Страшна была не смерть. Страшна была неожиданность.
Он зарычал, застигнутый страхом, попытался встать, но движение опять опрокинуло его.
С каждым мгновением он летел вниз всё стремительнее.
Спуск, казавшийся таким ровным и мягким, словно кошка когти из мягкой лапы выпустил камни и заледенелые до каменной прочности сугробы, да вдобавок далеко впереди нарисовались стоявшие частоколом большие камни, за которыми, правда, уже видна была зелень деревьев. Он тут же представил, как он с разгона втемяшивается в такой валун головой, мордой, телом и проорал всему миру, всем Богам и надвигающимся камням:
— Было у отца три сына… Младший был дурак!
Он попытался ногой придержать неодолимое движение вниз, но щит от этого только закрутило так, что и дурак бы сообразил, что если не остановиться, то он свою многоумную голову расшибёт ещё раньше, чем доберётся до увиденных внизу камней.
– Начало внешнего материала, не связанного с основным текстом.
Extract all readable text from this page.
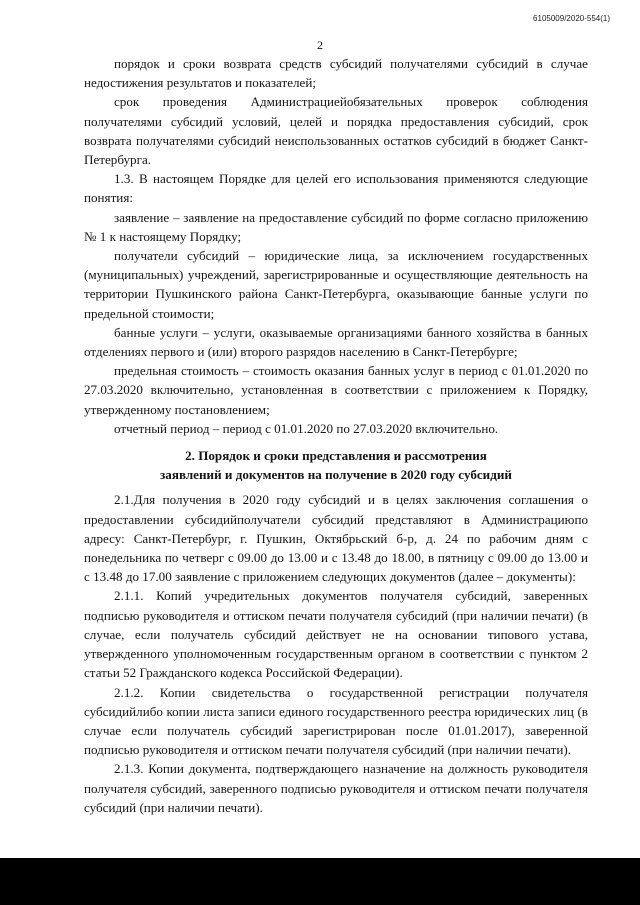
6105009/2020-554(1)
2

порядок и сроки возврата средств субсидий получателями субсидий в случае недостижения результатов и показателей;

срок проведения Администрациейобязательных проверок соблюдения получателями субсидий условий, целей и порядка предоставления субсидий, срок возврата получателями субсидий неиспользованных остатков субсидий в бюджет Санкт-Петербурга.

1.3. В настоящем Порядке для целей его использования применяются следующие понятия:

заявление – заявление на предоставление субсидий по форме согласно приложению № 1 к настоящему Порядку;

получатели субсидий – юридические лица, за исключением государственных (муниципальных) учреждений, зарегистрированные и осуществляющие деятельность на территории Пушкинского района Санкт-Петербурга, оказывающие банные услуги по предельной стоимости;

банные услуги – услуги, оказываемые организациями банного хозяйства в банных отделениях первого и (или) второго разрядов населению в Санкт-Петербурге;

предельная стоимость – стоимость оказания банных услуг в период с 01.01.2020 по 27.03.2020 включительно, установленная в соответствии с приложением к Порядку, утвержденному постановлением;

отчетный период – период с 01.01.2020 по 27.03.2020 включительно.

2. Порядок и сроки представления и рассмотрения
заявлений и документов на получение в 2020 году субсидий

2.1.Для получения в 2020 году субсидий и в целях заключения соглашения о предоставлении субсидийполучатели субсидий представляют в Администрациюпо адресу: Санкт-Петербург, г. Пушкин, Октябрьский б-р, д. 24 по рабочим дням с понедельника по четверг с 09.00 до 13.00 и с 13.48 до 18.00, в пятницу с 09.00 до 13.00 и с 13.48 до 17.00 заявление с приложением следующих документов (далее – документы):

2.1.1. Копий учредительных документов получателя субсидий, заверенных подписью руководителя и оттиском печати получателя субсидий (при наличии печати) (в случае, если получатель субсидий действует не на основании типового устава, утвержденного уполномоченным государственным органом в соответствии с пунктом 2 статьи 52 Гражданского кодекса Российской Федерации).

2.1.2. Копии свидетельства о государственной регистрации получателя субсидийлибо копии листа записи единого государственного реестра юридических лиц (в случае если получатель субсидий зарегистрирован после 01.01.2017), заверенной подписью руководителя и оттиском печати получателя субсидий (при наличии печати).

2.1.3. Копии документа, подтверждающего назначение на должность руководителя получателя субсидий, заверенного подписью руководителя и оттиском печати получателя субсидий (при наличии печати).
У щита же не было, похоже, ни головы, ни страха, а может быть колдовской причиндал за свою, несомненно, долгую жизнь повидал и не такое, и оттого ничего не боялся, а летел прямо, как ворона летает, не думая о седоке. Он подпрыгивал на мелких снежных кочках и разбивал те, что побольше, выворачивал пласты снега, засыпая им окрестные камни.
Всё бы ничего, но очень скоро кочки превратились в сугробы, и никто не мог сказать ему, что скрывает снег — лёгкий сугроб или камень.
Страх неминуемой смерти закрутил Гаврилу, но у него хватило сил собраться.